- Occupation: Music executive
- Years active: 1980–present

= Clive Black =

British music publishing executive

Clive Black, is a British music executive. He is the founder of Blacklist Entertainment, and former managing director at EMI.

== Career ==
Black started his career at 16 years old, as a junior for Island Records in 1980, but moved into A&R. He was the scout responsible for signing Mark Hollis, lead singer and principal songwriter of the band Talk Talk, to Island Publishing. He also set up the dance label Positiva Records.
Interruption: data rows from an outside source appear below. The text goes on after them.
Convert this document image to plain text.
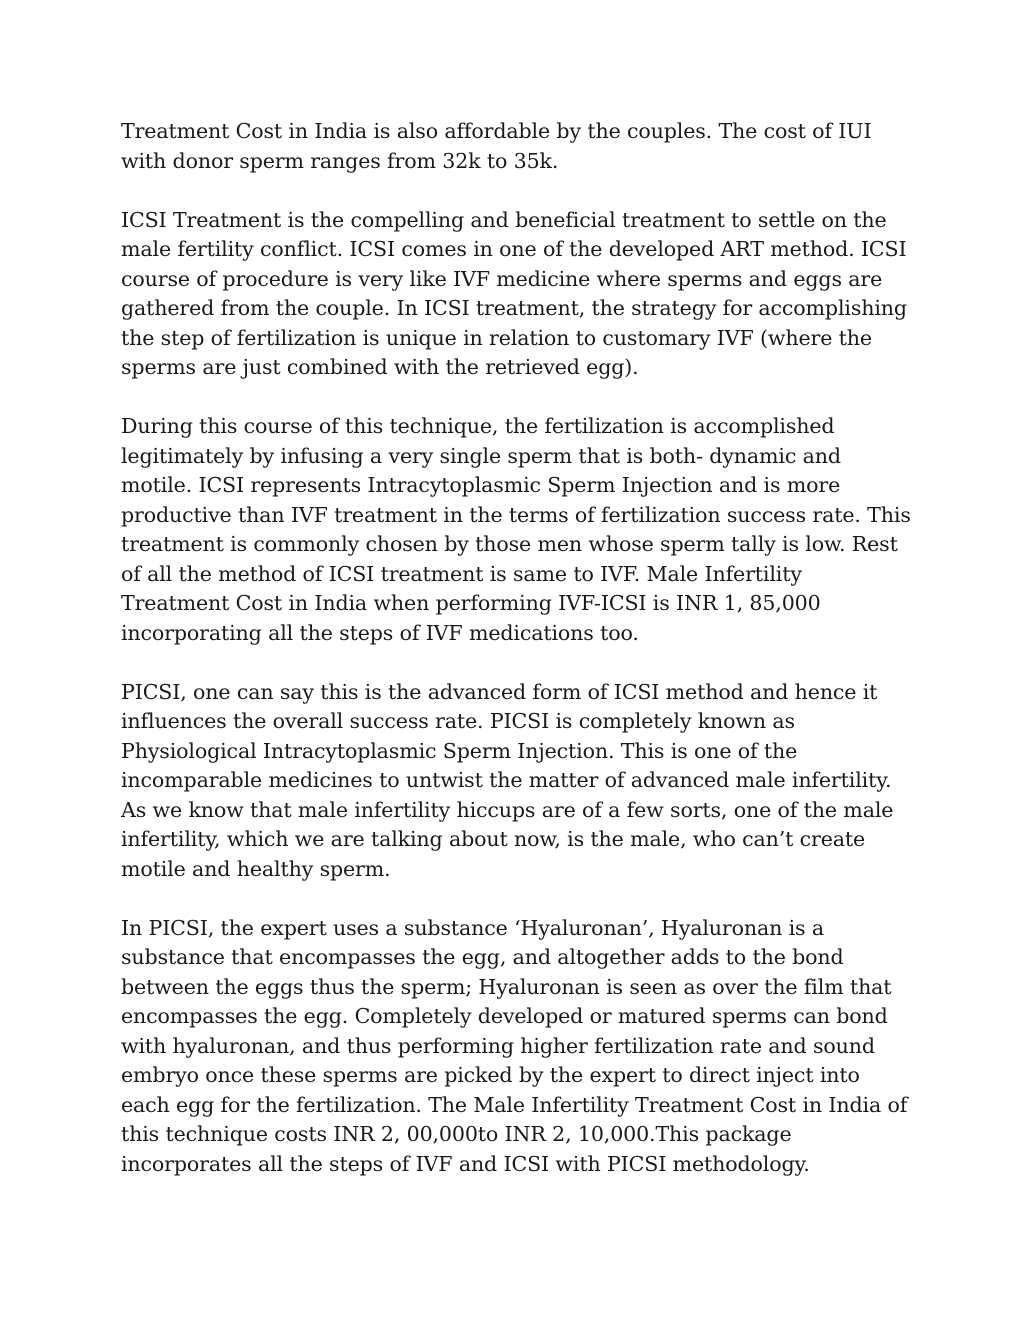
Treatment Cost in India is also affordable by the couples. The cost of IUI with donor sperm ranges from 32k to 35k.

ICSI Treatment is the compelling and beneficial treatment to settle on the male fertility conflict. ICSI comes in one of the developed ART method. ICSI course of procedure is very like IVF medicine where sperms and eggs are gathered from the couple. In ICSI treatment, the strategy for accomplishing the step of fertilization is unique in relation to customary IVF (where the sperms are just combined with the retrieved egg).

During this course of this technique, the fertilization is accomplished legitimately by infusing a very single sperm that is both- dynamic and motile. ICSI represents Intracytoplasmic Sperm Injection and is more productive than IVF treatment in the terms of fertilization success rate. This treatment is commonly chosen by those men whose sperm tally is low. Rest of all the method of ICSI treatment is same to IVF. Male Infertility Treatment Cost in India when performing IVF-ICSI is INR 1, 85,000 incorporating all the steps of IVF medications too.

PICSI, one can say this is the advanced form of ICSI method and hence it influences the overall success rate. PICSI is completely known as Physiological Intracytoplasmic Sperm Injection. This is one of the incomparable medicines to untwist the matter of advanced male infertility. As we know that male infertility hiccups are of a few sorts, one of the male infertility, which we are talking about now, is the male, who can’t create motile and healthy sperm.

In PICSI, the expert uses a substance ‘Hyaluronan’, Hyaluronan is a substance that encompasses the egg, and altogether adds to the bond between the eggs thus the sperm; Hyaluronan is seen as over the film that encompasses the egg. Completely developed or matured sperms can bond with hyaluronan, and thus performing higher fertilization rate and sound embryo once these sperms are picked by the expert to direct inject into each egg for the fertilization. The Male Infertility Treatment Cost in India of this technique costs INR 2, 00,000to INR 2, 10,000.This package incorporates all the steps of IVF and ICSI with PICSI methodology.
Black then worked as Director of A&R at EMI, followed by Warner Music Group, before returning to EMI as Managing Director. He signed and released several UK number one singles such as Return of the Mack by Mark Morrison, Spaceman by Babylon Zoo, Something's Gotten Hold of My Heart by Marc Almond, I Wanna Be the Only One by Eternal, and Sleeping Satellite by Tasmin Archer. Throughout his career, Black has worked closely with artists such as Kate Bush, Cliff Richard, Kraftwerk, Afrika Bambaataa, Robert Palmer and Robbie Williams.

In 1997 he set up Blacklist Entertainment as a joint venture with Edel, and later took sole ownership in a management buy-out.

In 1998, he set up a new record label with Cliff Richards called Blacknight Productions.